Dachomo made the disclosure in a video shared on his X account, following fresh attacks on communities in the state by suspected armed herdsmen.

He claimed the letter, written in both Hausa and English, was sent by the herdsmen and that copies have been distributed to heads of various security agencies in the state.

In the video, the cleric quoted the letter’s senders as saying they would kill him and nine members of his household, just as they allegedly killed nine of his relatives.

Reverend Ezekiel Dachomo
Reverend Ezekiel Dachomo

“A few days ago, Fulani herdsmen sent a threatening letter to me and to members of my church. The letter was written in both Hausa and English, and its message was terrifying.

“They vowed to attack me and kill me soon, just as they killed nine of my relatives. Copies of these threatening letters have already been handed over to the security operatives,” Dachomo said.

Despite the threats, Dachomo said he remains unafraid, placing his life in God’s hands.

“Many people have asked me if I am afraid. My answer is no. I am not afraid because my life is in the hands of Almighty God,” he stated.

Reverend Ezekiel Dachomo
Rev Dachomo in Plateau community

“The Lord is on my side; I will not fear. What can man do unto me?”

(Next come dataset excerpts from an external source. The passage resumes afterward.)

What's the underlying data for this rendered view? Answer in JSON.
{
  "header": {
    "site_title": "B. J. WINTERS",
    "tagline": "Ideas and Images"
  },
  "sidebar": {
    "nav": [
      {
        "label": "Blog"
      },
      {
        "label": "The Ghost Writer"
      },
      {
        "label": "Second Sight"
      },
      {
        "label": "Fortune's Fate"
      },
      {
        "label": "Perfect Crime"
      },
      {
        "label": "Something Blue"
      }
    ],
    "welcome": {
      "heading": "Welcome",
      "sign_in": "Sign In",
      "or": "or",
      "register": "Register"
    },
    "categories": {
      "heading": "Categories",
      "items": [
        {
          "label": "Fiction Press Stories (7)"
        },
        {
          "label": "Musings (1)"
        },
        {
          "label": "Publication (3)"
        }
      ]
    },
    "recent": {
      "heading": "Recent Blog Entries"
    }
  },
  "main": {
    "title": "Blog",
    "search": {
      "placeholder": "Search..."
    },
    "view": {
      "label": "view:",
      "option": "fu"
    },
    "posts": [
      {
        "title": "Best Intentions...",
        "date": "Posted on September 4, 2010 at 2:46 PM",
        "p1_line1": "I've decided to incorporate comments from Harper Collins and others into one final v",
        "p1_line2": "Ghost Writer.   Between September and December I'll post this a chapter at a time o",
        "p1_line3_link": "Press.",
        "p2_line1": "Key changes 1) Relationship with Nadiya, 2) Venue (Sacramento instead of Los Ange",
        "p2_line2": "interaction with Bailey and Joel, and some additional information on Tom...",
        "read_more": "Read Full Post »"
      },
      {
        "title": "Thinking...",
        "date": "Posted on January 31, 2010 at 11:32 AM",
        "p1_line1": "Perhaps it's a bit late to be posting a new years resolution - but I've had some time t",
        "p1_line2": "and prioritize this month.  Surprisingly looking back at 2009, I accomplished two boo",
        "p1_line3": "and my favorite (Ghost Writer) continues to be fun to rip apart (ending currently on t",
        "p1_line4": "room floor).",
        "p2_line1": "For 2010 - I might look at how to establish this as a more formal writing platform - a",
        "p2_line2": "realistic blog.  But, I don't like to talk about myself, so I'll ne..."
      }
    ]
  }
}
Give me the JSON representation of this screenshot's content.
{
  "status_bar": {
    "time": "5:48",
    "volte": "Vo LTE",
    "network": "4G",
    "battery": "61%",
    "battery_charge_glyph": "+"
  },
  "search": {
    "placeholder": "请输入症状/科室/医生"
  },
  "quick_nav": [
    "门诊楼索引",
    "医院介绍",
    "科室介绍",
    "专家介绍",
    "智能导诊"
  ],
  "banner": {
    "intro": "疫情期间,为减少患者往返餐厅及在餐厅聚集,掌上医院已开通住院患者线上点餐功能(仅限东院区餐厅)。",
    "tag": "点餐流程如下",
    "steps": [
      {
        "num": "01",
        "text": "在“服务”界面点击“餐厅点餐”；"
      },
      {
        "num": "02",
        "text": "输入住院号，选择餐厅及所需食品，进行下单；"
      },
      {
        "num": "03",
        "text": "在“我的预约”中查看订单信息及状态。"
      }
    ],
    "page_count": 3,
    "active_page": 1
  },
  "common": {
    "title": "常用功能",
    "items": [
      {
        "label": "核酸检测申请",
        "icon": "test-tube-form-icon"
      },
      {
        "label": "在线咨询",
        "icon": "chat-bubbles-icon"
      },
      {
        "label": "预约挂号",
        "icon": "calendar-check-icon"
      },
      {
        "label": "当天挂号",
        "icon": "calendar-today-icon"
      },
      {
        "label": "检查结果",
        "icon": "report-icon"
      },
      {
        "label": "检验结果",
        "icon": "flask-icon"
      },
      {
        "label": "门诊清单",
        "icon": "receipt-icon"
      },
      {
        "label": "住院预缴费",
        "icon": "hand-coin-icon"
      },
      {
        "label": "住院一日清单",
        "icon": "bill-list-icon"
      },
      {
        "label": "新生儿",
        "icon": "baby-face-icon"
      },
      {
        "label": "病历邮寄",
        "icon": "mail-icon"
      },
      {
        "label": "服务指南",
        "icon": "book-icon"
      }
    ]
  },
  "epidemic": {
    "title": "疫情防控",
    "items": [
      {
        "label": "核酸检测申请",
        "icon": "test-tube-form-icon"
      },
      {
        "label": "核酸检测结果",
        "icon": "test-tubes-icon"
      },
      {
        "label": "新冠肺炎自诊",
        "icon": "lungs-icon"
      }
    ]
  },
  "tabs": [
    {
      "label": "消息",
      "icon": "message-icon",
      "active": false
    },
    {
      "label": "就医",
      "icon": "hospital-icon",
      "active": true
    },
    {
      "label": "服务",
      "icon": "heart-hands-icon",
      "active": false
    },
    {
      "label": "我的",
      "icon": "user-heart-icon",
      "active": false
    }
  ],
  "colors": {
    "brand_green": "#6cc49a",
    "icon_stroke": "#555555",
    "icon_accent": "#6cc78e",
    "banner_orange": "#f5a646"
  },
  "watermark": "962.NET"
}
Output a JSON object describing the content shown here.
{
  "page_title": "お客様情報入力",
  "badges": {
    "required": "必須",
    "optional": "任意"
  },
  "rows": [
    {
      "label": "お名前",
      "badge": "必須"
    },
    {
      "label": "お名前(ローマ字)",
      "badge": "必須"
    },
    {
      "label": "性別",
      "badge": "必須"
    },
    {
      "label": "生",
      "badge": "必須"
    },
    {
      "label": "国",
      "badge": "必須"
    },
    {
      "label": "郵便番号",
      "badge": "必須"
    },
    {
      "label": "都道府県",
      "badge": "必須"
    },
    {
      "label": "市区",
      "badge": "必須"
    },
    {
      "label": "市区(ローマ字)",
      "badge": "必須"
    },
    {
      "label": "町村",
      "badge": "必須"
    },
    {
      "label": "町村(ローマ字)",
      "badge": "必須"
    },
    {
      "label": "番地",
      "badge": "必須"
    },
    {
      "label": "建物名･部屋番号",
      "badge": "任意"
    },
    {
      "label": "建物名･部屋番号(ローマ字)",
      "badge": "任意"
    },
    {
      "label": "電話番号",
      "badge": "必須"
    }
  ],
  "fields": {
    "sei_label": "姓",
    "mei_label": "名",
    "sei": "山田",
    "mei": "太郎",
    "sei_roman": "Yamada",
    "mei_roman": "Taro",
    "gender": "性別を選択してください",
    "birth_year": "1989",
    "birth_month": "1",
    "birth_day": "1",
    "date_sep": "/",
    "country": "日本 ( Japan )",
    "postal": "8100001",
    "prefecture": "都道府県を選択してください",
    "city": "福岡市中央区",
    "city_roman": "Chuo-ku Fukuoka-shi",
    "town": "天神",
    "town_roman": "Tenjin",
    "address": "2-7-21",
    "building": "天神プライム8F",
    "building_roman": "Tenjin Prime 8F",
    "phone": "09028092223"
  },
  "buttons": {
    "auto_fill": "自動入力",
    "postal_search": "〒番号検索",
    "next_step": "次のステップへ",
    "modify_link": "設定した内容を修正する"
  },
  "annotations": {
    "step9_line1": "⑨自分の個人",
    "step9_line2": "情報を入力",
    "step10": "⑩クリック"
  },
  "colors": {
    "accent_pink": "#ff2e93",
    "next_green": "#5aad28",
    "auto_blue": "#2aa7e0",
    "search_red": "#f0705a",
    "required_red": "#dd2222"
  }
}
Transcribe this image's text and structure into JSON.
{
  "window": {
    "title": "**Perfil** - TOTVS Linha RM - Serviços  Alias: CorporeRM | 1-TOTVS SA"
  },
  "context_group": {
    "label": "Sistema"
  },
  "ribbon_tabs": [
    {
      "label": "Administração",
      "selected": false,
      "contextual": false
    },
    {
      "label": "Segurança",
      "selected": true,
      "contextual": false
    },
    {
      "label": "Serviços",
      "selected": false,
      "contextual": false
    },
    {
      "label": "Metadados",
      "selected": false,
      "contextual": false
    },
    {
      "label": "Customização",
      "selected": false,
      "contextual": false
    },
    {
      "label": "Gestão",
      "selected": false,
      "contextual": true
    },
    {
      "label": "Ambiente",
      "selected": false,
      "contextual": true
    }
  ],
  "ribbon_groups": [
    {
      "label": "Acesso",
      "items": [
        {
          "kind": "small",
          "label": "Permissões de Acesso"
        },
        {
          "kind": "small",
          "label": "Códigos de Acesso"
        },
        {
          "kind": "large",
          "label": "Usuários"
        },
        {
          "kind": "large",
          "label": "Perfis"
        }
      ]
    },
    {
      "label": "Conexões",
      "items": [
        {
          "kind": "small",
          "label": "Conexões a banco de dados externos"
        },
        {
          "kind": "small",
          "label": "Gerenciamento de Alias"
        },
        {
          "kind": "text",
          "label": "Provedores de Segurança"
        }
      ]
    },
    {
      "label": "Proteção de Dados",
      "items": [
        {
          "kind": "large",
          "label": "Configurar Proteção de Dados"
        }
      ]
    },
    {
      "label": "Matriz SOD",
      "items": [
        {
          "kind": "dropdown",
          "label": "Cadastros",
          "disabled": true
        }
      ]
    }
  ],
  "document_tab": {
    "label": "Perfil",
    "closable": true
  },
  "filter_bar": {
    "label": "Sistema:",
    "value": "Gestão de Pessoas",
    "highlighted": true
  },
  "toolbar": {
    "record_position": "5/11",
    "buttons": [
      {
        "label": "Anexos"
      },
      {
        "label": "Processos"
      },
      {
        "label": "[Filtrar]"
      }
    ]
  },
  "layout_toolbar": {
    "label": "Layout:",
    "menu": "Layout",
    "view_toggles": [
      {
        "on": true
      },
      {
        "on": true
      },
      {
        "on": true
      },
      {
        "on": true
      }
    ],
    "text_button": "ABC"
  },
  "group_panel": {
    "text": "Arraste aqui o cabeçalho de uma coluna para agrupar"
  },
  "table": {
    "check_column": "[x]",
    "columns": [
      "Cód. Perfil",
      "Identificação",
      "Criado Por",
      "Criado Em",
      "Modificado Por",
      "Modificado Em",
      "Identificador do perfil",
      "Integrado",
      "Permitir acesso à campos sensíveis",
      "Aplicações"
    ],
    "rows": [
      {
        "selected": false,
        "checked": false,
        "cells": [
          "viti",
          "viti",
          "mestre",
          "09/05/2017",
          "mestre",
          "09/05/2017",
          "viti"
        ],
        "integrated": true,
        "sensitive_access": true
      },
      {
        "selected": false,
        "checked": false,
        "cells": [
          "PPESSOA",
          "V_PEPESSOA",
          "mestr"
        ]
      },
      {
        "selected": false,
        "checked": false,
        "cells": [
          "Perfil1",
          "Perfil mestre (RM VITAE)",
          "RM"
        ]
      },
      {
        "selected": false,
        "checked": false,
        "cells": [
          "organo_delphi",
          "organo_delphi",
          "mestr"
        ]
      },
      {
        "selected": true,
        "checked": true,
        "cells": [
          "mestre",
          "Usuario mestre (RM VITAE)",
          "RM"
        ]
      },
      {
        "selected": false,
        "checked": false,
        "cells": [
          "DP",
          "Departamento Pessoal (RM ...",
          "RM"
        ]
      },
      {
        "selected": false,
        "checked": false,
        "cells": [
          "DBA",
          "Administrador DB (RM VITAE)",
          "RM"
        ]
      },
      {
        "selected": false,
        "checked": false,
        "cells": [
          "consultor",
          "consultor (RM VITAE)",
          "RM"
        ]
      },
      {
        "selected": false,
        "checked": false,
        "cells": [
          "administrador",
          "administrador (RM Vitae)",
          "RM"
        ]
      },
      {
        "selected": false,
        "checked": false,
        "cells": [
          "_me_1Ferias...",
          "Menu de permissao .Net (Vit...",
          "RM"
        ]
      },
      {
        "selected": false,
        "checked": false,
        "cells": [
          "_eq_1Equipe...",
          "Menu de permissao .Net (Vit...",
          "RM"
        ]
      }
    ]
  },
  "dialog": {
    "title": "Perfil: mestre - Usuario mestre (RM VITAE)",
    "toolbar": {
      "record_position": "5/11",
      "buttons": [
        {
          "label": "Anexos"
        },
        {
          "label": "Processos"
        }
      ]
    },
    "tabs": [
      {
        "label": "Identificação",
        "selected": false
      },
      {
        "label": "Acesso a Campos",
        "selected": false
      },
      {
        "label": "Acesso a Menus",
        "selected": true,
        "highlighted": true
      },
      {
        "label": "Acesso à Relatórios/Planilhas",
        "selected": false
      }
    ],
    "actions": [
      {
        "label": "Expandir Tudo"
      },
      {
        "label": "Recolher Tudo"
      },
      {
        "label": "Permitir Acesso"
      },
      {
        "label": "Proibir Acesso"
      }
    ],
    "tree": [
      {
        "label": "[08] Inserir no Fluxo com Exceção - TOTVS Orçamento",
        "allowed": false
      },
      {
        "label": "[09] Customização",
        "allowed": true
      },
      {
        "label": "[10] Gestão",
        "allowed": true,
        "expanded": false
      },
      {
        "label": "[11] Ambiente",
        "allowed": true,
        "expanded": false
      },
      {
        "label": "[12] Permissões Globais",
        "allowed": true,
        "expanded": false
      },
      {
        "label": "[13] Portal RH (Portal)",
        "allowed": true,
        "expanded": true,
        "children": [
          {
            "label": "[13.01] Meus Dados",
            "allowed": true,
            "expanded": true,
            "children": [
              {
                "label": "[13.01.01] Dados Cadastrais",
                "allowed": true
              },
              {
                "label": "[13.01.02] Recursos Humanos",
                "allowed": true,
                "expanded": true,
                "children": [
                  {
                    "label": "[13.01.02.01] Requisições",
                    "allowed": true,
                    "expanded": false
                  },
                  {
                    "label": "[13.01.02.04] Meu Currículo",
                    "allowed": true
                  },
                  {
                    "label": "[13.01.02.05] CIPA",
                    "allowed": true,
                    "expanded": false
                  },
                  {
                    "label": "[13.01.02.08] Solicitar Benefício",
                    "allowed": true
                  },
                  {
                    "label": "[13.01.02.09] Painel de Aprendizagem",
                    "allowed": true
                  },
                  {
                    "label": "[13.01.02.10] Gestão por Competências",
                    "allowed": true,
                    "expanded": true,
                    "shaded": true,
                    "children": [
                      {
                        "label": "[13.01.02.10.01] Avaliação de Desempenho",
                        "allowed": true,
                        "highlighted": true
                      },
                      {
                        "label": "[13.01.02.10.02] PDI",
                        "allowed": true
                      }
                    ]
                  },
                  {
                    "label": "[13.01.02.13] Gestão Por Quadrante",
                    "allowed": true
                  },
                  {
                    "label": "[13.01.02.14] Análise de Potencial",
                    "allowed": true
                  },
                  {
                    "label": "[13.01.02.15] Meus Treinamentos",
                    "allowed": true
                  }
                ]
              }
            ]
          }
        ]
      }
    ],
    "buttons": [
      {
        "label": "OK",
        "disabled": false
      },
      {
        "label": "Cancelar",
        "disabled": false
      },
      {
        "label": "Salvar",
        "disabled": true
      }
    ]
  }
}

The reverend recounted the profound personal losses he has endured from recent attacks, describing the pain of conducting burials for loved ones and comforting families who lost parents and relatives.

“I know what it means to bury those I love. I know what it means to wipe the tears of children who watched their parents murdered. I know what it means to stand before grieving families whose only crime was refusing to deny Jesus Christ,” he said.

“Now they say I will be next. But I ask the world, what is my crime? Is my crime that I speak for widows who have no voice? Is my crime that I cry for orphaned children whose parents were murdered? Is my crime that I tell the stories of persecuted Christians in Nigeria so the world will not forget them?”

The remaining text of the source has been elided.